Both of those tracks would be able to trace their roots to different sides of Silverchair in their latter-day pomp as rococo claims on modern pop that startled then with their swagger, power and sensuality, and still strike now.


But even when the switch isn’t flicked to full-bore, you can’t settle in for long at all. If the liquid-hipped I Feel Electric comes across like Abbe May’s subversive spin on Ginuwine’s Pony, with Moxie Raia balancing the built-in horniness, and Where Do We Go put some chunks into a smooth R&B soup, Mansions spins through a ‘90s electronic wash cycle and D4NGRSBOY extends that into a darker, more rippling club. All of them in some way connected to Johns’ solo debut, 2015’s Talk.


And we haven’t even got to the final track, Those Thieving Birds (Part 3), the third instalment of what had been a duo of thoughtful, and in their own way provocative, tracks on Young Modern’s farewell to the ‘Chair, here quivering with only-just-contained operatic drama and another nod to Antohni to complete the journey.

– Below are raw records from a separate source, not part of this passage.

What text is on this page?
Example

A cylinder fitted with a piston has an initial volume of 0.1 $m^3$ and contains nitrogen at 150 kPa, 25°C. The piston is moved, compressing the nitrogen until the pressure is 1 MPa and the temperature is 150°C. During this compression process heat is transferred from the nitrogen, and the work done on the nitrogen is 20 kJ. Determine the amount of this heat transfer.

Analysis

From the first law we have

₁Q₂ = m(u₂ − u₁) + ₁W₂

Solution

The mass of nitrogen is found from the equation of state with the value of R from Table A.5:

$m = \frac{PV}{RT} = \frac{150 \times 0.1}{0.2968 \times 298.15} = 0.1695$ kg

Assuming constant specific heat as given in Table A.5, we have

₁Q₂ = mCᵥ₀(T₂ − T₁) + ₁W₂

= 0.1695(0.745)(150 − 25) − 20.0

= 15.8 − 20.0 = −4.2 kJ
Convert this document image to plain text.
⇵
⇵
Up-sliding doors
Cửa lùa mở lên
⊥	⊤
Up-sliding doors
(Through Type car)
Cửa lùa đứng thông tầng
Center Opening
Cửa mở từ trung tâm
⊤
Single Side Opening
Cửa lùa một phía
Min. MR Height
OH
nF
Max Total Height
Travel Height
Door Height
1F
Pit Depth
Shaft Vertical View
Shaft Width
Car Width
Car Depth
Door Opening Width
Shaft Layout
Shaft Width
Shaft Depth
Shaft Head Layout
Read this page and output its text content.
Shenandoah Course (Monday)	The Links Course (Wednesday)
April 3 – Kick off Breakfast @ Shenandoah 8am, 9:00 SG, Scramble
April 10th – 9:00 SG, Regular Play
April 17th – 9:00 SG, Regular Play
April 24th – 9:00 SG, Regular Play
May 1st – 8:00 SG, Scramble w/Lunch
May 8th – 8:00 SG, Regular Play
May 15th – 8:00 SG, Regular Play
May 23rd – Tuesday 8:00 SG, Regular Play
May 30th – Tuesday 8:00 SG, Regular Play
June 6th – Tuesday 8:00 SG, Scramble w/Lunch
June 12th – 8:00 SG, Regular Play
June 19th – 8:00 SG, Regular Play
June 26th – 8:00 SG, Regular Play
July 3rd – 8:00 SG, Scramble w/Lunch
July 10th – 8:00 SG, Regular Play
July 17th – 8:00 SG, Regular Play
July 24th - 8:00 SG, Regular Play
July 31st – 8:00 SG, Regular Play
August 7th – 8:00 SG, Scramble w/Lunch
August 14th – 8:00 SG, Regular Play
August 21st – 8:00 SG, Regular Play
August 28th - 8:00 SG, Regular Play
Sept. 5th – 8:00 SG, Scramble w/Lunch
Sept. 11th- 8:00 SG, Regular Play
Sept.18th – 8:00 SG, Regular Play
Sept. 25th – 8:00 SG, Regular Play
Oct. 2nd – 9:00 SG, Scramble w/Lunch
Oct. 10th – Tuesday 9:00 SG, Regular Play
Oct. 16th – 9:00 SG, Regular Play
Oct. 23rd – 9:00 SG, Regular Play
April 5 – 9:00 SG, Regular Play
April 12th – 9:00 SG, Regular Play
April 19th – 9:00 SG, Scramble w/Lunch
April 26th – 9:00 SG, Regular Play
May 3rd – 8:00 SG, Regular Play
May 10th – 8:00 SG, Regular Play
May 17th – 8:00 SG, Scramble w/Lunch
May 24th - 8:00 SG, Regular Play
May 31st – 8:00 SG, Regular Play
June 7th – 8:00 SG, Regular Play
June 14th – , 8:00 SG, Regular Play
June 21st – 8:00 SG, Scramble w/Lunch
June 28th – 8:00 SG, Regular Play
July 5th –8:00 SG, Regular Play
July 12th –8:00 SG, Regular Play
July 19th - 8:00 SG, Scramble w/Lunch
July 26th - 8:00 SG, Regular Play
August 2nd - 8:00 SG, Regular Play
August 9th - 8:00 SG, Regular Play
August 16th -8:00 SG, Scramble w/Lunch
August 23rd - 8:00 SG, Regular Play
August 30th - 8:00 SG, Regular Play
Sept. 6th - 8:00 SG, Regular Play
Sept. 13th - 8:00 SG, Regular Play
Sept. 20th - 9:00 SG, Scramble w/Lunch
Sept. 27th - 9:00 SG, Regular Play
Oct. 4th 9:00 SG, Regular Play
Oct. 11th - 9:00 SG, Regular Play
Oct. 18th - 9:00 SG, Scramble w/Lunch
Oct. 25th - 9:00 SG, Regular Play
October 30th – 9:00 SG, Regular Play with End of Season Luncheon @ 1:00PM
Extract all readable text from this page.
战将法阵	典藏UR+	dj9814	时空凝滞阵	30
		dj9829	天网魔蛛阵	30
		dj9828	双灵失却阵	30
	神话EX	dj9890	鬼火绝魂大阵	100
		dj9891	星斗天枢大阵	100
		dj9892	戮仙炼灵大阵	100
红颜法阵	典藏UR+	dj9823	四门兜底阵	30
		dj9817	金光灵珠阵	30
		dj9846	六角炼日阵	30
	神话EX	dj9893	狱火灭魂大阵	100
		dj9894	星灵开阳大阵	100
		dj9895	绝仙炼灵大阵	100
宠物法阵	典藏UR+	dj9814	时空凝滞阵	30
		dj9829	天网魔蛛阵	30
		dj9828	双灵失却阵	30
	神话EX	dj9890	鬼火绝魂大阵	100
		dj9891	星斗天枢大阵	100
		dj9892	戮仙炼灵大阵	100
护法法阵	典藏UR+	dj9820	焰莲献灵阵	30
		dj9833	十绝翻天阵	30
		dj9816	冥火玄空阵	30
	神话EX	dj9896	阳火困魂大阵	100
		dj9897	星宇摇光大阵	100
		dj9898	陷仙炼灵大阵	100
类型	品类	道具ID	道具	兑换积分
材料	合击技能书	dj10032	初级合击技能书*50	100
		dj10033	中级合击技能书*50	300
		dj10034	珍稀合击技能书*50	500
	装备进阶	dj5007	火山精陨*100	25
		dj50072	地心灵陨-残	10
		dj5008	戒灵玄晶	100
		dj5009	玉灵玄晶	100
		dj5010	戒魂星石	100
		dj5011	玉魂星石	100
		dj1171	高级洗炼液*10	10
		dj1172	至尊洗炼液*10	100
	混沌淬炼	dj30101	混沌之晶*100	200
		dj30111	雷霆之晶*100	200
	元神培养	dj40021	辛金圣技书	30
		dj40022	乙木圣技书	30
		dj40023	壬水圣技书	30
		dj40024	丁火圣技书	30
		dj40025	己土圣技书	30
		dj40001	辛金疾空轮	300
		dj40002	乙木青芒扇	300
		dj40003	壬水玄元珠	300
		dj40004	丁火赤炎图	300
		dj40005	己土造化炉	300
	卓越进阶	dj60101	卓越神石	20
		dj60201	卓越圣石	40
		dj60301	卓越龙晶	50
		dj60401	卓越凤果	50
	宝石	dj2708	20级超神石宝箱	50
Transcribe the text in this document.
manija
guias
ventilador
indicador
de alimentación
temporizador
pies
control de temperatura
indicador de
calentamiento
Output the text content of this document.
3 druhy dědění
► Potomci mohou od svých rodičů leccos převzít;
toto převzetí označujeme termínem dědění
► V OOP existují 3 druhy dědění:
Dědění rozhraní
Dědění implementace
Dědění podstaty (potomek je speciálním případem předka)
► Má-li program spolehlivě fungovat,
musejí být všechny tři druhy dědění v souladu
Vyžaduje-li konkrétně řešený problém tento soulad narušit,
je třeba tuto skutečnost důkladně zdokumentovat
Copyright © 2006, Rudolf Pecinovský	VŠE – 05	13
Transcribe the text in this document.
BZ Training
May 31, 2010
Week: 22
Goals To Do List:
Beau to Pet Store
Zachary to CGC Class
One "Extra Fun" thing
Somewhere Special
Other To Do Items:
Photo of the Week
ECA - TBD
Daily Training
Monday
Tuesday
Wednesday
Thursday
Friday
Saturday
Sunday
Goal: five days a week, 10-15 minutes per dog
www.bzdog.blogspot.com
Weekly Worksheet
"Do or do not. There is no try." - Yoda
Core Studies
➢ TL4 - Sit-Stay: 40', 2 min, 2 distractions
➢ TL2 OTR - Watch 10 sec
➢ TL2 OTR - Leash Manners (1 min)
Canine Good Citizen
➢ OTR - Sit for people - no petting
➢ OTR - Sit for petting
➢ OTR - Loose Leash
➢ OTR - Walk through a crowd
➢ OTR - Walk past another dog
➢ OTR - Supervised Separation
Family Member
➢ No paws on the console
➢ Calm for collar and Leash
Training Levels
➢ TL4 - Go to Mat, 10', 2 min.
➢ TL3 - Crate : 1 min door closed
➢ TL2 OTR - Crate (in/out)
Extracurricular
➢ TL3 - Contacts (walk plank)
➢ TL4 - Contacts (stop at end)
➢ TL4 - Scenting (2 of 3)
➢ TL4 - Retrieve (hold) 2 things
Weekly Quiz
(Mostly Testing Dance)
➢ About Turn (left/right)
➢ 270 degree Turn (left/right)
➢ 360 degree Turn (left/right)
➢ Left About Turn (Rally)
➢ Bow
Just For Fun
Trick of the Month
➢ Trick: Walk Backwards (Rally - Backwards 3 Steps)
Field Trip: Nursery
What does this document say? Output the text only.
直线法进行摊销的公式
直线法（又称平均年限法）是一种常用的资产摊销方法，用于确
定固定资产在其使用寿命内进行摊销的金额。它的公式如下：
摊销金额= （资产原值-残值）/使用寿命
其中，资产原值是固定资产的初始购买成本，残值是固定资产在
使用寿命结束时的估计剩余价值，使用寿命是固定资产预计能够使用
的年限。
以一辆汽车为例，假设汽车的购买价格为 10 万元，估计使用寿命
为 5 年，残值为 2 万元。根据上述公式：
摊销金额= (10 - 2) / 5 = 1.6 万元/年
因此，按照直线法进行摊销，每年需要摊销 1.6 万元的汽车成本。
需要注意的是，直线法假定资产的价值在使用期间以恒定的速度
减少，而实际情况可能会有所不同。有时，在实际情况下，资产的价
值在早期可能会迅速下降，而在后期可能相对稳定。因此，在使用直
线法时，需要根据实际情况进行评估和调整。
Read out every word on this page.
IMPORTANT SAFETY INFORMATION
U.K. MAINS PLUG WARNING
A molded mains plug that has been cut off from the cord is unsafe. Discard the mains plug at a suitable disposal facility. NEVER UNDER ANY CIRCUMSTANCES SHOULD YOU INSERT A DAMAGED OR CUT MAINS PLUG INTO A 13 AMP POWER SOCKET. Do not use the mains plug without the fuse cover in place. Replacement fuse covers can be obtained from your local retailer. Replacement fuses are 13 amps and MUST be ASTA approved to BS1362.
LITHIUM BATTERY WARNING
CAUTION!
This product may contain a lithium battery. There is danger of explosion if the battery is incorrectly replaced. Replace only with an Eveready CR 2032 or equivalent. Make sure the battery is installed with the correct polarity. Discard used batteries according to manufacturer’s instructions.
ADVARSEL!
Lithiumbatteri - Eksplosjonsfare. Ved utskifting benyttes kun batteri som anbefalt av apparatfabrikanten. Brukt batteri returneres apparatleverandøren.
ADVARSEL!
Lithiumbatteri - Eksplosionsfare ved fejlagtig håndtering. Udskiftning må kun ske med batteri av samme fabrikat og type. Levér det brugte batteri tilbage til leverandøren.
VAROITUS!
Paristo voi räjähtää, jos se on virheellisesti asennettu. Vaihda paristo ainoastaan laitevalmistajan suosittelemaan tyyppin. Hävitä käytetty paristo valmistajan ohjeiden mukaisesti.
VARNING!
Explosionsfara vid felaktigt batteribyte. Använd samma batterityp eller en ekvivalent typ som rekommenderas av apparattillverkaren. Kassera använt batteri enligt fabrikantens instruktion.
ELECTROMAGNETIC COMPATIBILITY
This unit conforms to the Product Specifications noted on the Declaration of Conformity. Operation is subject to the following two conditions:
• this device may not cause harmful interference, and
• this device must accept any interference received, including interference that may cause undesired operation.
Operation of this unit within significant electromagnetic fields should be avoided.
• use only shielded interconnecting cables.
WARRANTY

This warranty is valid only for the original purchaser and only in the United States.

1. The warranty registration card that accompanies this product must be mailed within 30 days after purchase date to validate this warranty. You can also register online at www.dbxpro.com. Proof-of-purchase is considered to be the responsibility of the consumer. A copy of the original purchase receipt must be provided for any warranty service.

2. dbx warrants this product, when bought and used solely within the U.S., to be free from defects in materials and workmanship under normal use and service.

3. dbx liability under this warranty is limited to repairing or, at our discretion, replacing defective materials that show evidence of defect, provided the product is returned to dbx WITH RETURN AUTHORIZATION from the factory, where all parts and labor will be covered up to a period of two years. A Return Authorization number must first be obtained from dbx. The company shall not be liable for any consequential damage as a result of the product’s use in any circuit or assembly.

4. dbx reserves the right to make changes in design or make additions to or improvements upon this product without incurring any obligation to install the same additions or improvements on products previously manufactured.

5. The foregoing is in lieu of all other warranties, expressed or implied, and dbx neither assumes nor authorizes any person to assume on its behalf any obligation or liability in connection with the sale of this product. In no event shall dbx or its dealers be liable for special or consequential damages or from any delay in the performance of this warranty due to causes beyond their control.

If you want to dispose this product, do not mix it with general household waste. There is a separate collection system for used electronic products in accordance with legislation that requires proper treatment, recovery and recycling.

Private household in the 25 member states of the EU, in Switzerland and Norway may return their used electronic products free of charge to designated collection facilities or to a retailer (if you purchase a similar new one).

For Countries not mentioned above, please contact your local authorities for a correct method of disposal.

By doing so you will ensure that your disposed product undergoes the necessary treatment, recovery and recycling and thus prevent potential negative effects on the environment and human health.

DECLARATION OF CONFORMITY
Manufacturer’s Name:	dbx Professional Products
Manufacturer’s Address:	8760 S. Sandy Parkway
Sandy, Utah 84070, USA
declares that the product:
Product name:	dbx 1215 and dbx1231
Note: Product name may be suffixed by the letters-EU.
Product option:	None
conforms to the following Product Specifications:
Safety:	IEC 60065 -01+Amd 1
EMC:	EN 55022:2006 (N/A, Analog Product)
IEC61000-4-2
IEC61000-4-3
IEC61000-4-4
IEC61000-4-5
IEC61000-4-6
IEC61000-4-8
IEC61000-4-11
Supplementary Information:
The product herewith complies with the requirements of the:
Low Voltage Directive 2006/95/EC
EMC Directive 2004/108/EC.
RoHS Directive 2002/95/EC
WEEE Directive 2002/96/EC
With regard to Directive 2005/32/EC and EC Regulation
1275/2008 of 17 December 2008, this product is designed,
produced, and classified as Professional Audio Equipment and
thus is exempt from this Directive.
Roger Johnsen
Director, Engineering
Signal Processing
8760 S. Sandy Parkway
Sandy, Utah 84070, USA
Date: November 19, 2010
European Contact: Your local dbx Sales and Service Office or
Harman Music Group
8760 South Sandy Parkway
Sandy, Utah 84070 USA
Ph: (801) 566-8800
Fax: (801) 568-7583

Objectively, FutureNever is probably too disparate and sometimes a little too needy/demanding to completely satisfy. It feels like a release from an over-full dam that has had seven years of inflow, and pressure had become threatening. Maybe somebody should have said that’s a little too much, that’s not the best idea, or some whispered equivalent of you’re just a man.


But subjectively, I quite like someone prepared to look excessive and borderline foolish, whose target and risk is above her or his eyeline, and FutureNever is that. What’s more, it embodies something Marcus Aurelius advised: “Not to feel exasperated, or defeated, or despondent because your days aren’t packed with wise and moral actions. But to get back up when you fail, to celebrate behaving like a human – however imperfectly – and fully embrace the pursuit that you’ve embarked on.”